Bootstrap lets you get a look at the sampling distribution of statistics, for which it's really hard to develop theoretical versions. Bootstrap gives us a really easy way of doing statistics when the theory is very hard.
For example, if we calculate a statistics <math>\alpha</math> through a non-linear formula, the theory in this case is very hard and it's therefore difficult to answer the following questions:
- what is the sampling variability of <math>\alpha</math> ?
- what is the standard error of <math>\alpha</math> ?
- How variable is it going to be?
This is a case where the bootstrap really helps out in order to answer this questions.
Bootstrap is very handy way of getting very good reliable estimates of standard error for nasty statistics.
The Standard Bootstrap
The non-linear function
alpha=function(x,y){
vx=var(x)
vy=var(y)
cxy=cov(x,y)
(vy-cxy)/(vx+vy-2*cxy)
}
The <math>\alpha</math> function will return the last line that was evaluated.
Bootstrap Wrapper Function
alpha.fn=function(data, index){
with(data[index,],alpha(X,Y))
}
where:
- Index represents a bootstrap sample index with number between 1 and N. As the bootstrap does a re-sample of our training observations and some observations can be represented more than once and some not at all, the index may have the same observation index more than once, once or not at all.
- the function, with takes first argument of data frame and then some commands. Using the data in the data frame, execute the commands. And the main value of with is that you can use the named variables x and y that are in the data frame.
Bootstrap
Since a bootstrap involves random sampling and that we want reproducible results we set the random number seed.
require(boot)
set.seed(1)
# 1,000 bootstraps.
boot.out=boot(myDataFrame,alpha.fn,R=1000)
boot.out
ORDINARY NONPARAMETRIC BOOTSTRAP
Call:
boot(data = myDataFrame, statistic = alpha.fn, R = 1000)
Bootstrap Statistics :
original bias std. error
t1* 0.5758321 -7.315422e-05 0.08861826
This is really a fast function.
Plot
plot(boot.out)
- The first plot is a histogram of the bootstrap sampling distribution.
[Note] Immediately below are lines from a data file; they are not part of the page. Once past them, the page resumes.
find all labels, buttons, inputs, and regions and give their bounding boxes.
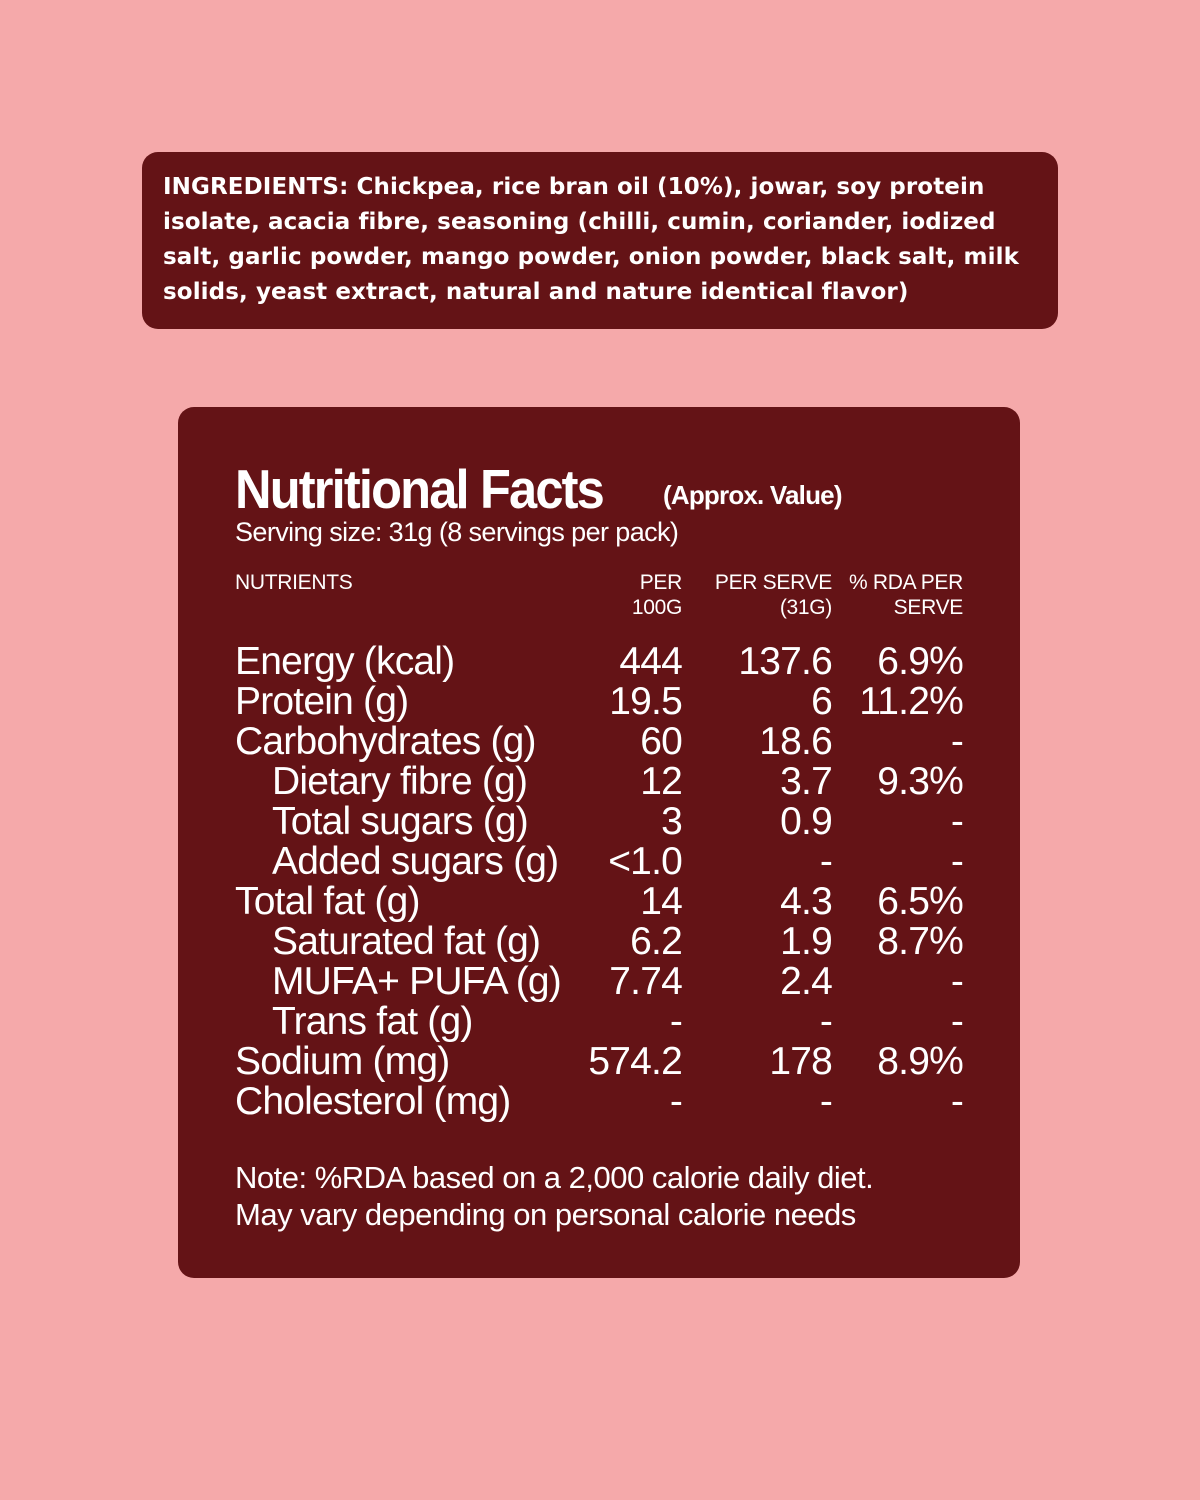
- nutrient-name: Dietary fibre (g): [272, 760, 528, 803]
- header-per-serve: Per serve (31g): [715, 570, 832, 620]
- header-rda-line1: % RDA per: [849, 571, 963, 594]
- nutrient-row: Cholesterol (mg) - - -: [235, 1082, 965, 1122]
- nutrient-name: Cholesterol (mg): [235, 1080, 511, 1123]
- value-rda: -: [950, 1080, 964, 1123]
- ingredients-text: Chickpea, rice bran oil (10%), jowar, so…: [163, 174, 1019, 305]
- nutrient-row: Total fat (g) 14 4.3 6.5%: [235, 882, 965, 922]
- header-per-100g-line2: 100g: [631, 596, 682, 619]
- nutrient-name: Sodium (mg): [235, 1040, 450, 1083]
- header-nutrients: Nutrients: [235, 571, 353, 594]
- nutrient-table: Energy (kcal) 444 137.6 6.9% Protein (g) 19.5…: [235, 642, 965, 1122]
- value-rda: 8.9%: [877, 1040, 964, 1083]
- value-per-serve: 0.9: [780, 800, 833, 843]
- nutrient-name: MUFA+ PUFA (g): [272, 960, 562, 1003]
- nutrient-name: Saturated fat (g): [272, 920, 541, 963]
- value-rda: -: [950, 960, 964, 1003]
- title-row: Nutritional Facts: [235, 457, 635, 521]
- nutrition-subtitle: (Approx. Value): [663, 480, 843, 510]
- ingredients-label: Ingredients:: [163, 174, 349, 200]
- nutrient-row: Total sugars (g) 3 0.9 -: [235, 802, 965, 842]
- value-per-100g: 6.2: [630, 920, 683, 963]
- value-per-100g: <1.0: [608, 840, 683, 883]
- value-per-serve: -: [819, 1080, 833, 1123]
- value-per-100g: 60: [640, 720, 683, 763]
- value-rda: -: [950, 720, 964, 763]
- value-rda: 11.2%: [859, 680, 964, 723]
- header-rda-line2: serve: [893, 596, 964, 619]
- nutrient-name: Carbohydrates (g): [235, 720, 537, 763]
- nutrient-name: Added sugars (g): [272, 840, 559, 883]
- value-per-serve: -: [819, 840, 833, 883]
- nutrient-row: Added sugars (g) <1.0 - -: [235, 842, 965, 882]
- serving-size: Serving size: 31g (8 servings per pack): [235, 517, 679, 547]
- nutrient-row: MUFA+ PUFA (g) 7.74 2.4 -: [235, 962, 965, 1002]
- nutrient-name: Protein (g): [235, 680, 409, 723]
- nutrient-row: Trans fat (g) - - -: [235, 1002, 965, 1042]
- header-per-100g: Per 100g: [632, 570, 682, 620]
- value-per-100g: -: [669, 1080, 683, 1123]
- value-per-100g: 14: [640, 880, 683, 923]
- value-per-serve: 1.9: [780, 920, 833, 963]
- value-per-100g: 3: [661, 800, 683, 843]
- rda-note: Note: %RDA based on a 2,000 calorie dail…: [235, 1159, 874, 1233]
- value-per-100g: 574.2: [588, 1040, 682, 1083]
- value-rda: -: [950, 840, 964, 883]
- value-per-serve: 4.3: [780, 880, 833, 923]
- value-per-serve: 3.7: [780, 760, 833, 803]
- value-rda: -: [950, 800, 964, 843]
- value-per-serve: 18.6: [759, 720, 833, 763]
- nutrient-row: Sodium (mg) 574.2 178 8.9%: [235, 1042, 965, 1082]
- nutrient-row: Protein (g) 19.5 6 11.2%: [235, 682, 965, 722]
- nutrient-name: Trans fat (g): [272, 1000, 473, 1043]
- nutrient-name: Energy (kcal): [235, 640, 455, 683]
- nutrient-row: Carbohydrates (g) 60 18.6 -: [235, 722, 965, 762]
- value-rda: -: [950, 1000, 964, 1043]
- value-rda: 8.7%: [877, 920, 964, 963]
- value-rda: 9.3%: [877, 760, 964, 803]
- nutrient-row: Saturated fat (g) 6.2 1.9 8.7%: [235, 922, 965, 962]
- nutrition-title: Nutritional Facts: [235, 458, 605, 520]
- nutrient-name: Total fat (g): [235, 880, 420, 923]
- value-per-100g: -: [669, 1000, 683, 1043]
- header-per-100g-line1: Per: [639, 571, 683, 594]
- nutrition-facts-panel: Nutritional Facts (Approx. Value) Servin…: [178, 407, 1020, 1278]
- ingredients-panel: Ingredients: Chickpea, rice bran oil (10…: [142, 152, 1058, 329]
- note-line-1: Note: %RDA based on a 2,000 calorie dail…: [235, 1160, 874, 1195]
- value-per-100g: 19.5: [609, 680, 683, 723]
- nutrient-name: Total sugars (g): [272, 800, 529, 843]
- header-rda: % RDA per serve: [849, 570, 963, 620]
- header-per-serve-line1: Per serve: [714, 571, 832, 594]
- value-rda: 6.9%: [877, 640, 964, 683]
- value-per-serve: 178: [769, 1040, 832, 1083]
- note-line-2: May vary depending on personal calorie n…: [235, 1197, 856, 1232]
- value-per-serve: 137.6: [738, 640, 832, 683]
- nutrient-row: Energy (kcal) 444 137.6 6.9%: [235, 642, 965, 682]
- value-per-100g: 12: [640, 760, 683, 803]
- value-rda: 6.5%: [877, 880, 964, 923]
- header-per-serve-line2: (31g): [779, 596, 832, 619]
- value-per-serve: 6: [811, 680, 833, 723]
- value-per-100g: 7.74: [609, 960, 683, 1003]
- value-per-serve: -: [819, 1000, 833, 1043]
- value-per-serve: 2.4: [780, 960, 833, 1003]
- value-per-100g: 444: [619, 640, 682, 683]
- nutrient-row: Dietary fibre (g) 12 3.7 9.3%: [235, 762, 965, 802]
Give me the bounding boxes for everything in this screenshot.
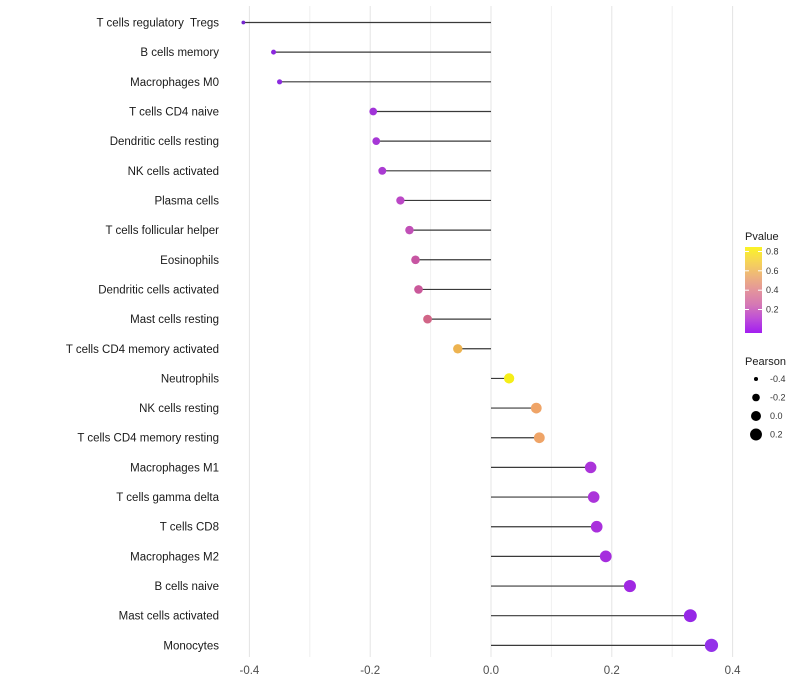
lollipop-dot [584, 461, 597, 474]
pvalue-gradient-bar [745, 247, 762, 333]
category-label: Macrophages M0 [130, 77, 219, 89]
lollipop-dot [405, 225, 414, 235]
category-label: Macrophages M2 [130, 551, 219, 563]
lollipop-dot [241, 20, 246, 25]
x-tick-label: 0.0 [483, 665, 499, 677]
lollipop-dot [704, 638, 719, 652]
lollipop-dot [271, 49, 277, 55]
category-label: T cells CD4 memory resting [77, 433, 219, 445]
lollipop-dot [599, 550, 612, 563]
pvalue-tick-label: 0.2 [766, 305, 779, 315]
lollipop-dot [369, 107, 378, 116]
lollipop-dot [453, 344, 463, 354]
category-label: Dendritic cells resting [110, 136, 219, 148]
pvalue-tick-label: 0.8 [766, 247, 779, 257]
category-label: Mast cells activated [119, 611, 219, 623]
pearson-size-dot [752, 393, 760, 402]
category-label: NK cells activated [128, 166, 219, 178]
lollipop-dot [587, 491, 600, 503]
lollipop-dot [590, 520, 603, 533]
x-tick-label: -0.2 [360, 665, 380, 677]
lollipop-dot [372, 137, 381, 146]
lollipop-dot [503, 373, 515, 384]
pearson-tick-label: 0.2 [770, 430, 783, 440]
pearson-size-dot [753, 376, 759, 382]
category-label: T cells follicular helper [105, 225, 219, 237]
lollipop-dot [378, 166, 387, 175]
lollipop-dot [683, 609, 697, 623]
category-label: T cells CD4 memory activated [66, 344, 219, 356]
lollipop-dot [396, 196, 405, 205]
category-label: T cells CD8 [160, 522, 219, 534]
x-tick-label: 0.4 [725, 665, 742, 677]
pvalue-tick-label: 0.4 [766, 285, 779, 295]
category-label: B cells naive [154, 581, 219, 593]
lollipop-dot [533, 432, 545, 444]
category-label: T cells regulatory Tregs [96, 18, 219, 30]
pearson-tick-label: -0.2 [770, 393, 786, 403]
lollipop-dot [530, 402, 542, 414]
x-tick-label: 0.2 [604, 665, 620, 677]
pvalue-tick-label: 0.6 [766, 266, 779, 276]
category-label: Eosinophils [160, 255, 219, 267]
lollipop-dot [277, 79, 283, 85]
lollipop-dot [623, 579, 636, 593]
lollipop-dot [423, 314, 432, 324]
category-label: Mast cells resting [130, 314, 219, 326]
category-label: B cells memory [140, 47, 219, 59]
lollipop-dot [414, 285, 423, 294]
pearson-tick-label: -0.4 [770, 374, 786, 384]
lollipop-dot [411, 255, 420, 265]
category-label: Monocytes [163, 640, 219, 652]
pearson-size-dot [750, 428, 762, 441]
category-label: Plasma cells [154, 195, 219, 207]
category-label: Macrophages M1 [130, 462, 219, 474]
category-label: Dendritic cells activated [98, 284, 219, 296]
category-label: Neutrophils [161, 373, 219, 385]
category-label: T cells gamma delta [116, 492, 219, 504]
pearson-tick-label: 0.0 [770, 411, 783, 421]
pearson-legend-title: Pearson [745, 356, 786, 368]
x-tick-label: -0.4 [239, 665, 259, 677]
category-label: T cells CD4 naive [129, 106, 219, 118]
pearson-size-dot [751, 411, 761, 421]
category-label: NK cells resting [139, 403, 219, 415]
pvalue-legend-title: Pvalue [745, 231, 779, 243]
- The second plot is a qqplot, which plots the ordered values against the ordered statistics of a Gaussian. If it lines up on a straight line, you may say that the first plot looks like a pretty nice symmetric gaussian distribution
The block bootstrap
Correlation
A block bootstrap must be applied when there is a strong correlation between consecutive rows of the data matrix.
To see this correlation, you can plot the matrix.
matplot(dataFrame,type="l")
Effect of correlation on the standard error
When there is a strong correlation and that the data points are repeating, the sample size is in reality much smaller than the number of rows.
Which means that the standard error is underestimate because standard errors is divided by the sample size.
The wrapper function
getBetaX1=function(myData){
fit=lm(y~X1+X2,data=myData)
fit$coefficients["X1"]
}
From a data frame, it fits a linear model and return the regression coefficient of the variable X1.
The time series Bootstrapping function
Block bootstrap with a block size of 100
require(boot)
set.seed(1)
tsboot(myDataFrame,getBetaX1,R=50,sim="fixed",l=100)
BLOCK BOOTSTRAP FOR TIME SERIES
Fixed Block Length of 100
Call:
tsboot(tseries = Xy, statistic = getBetaX1, R = 50, l = 100,
sim = "fixed")
Bootstrap Statistics :
original bias std. error
t1* 0.1453263 0.06305497 0.1955884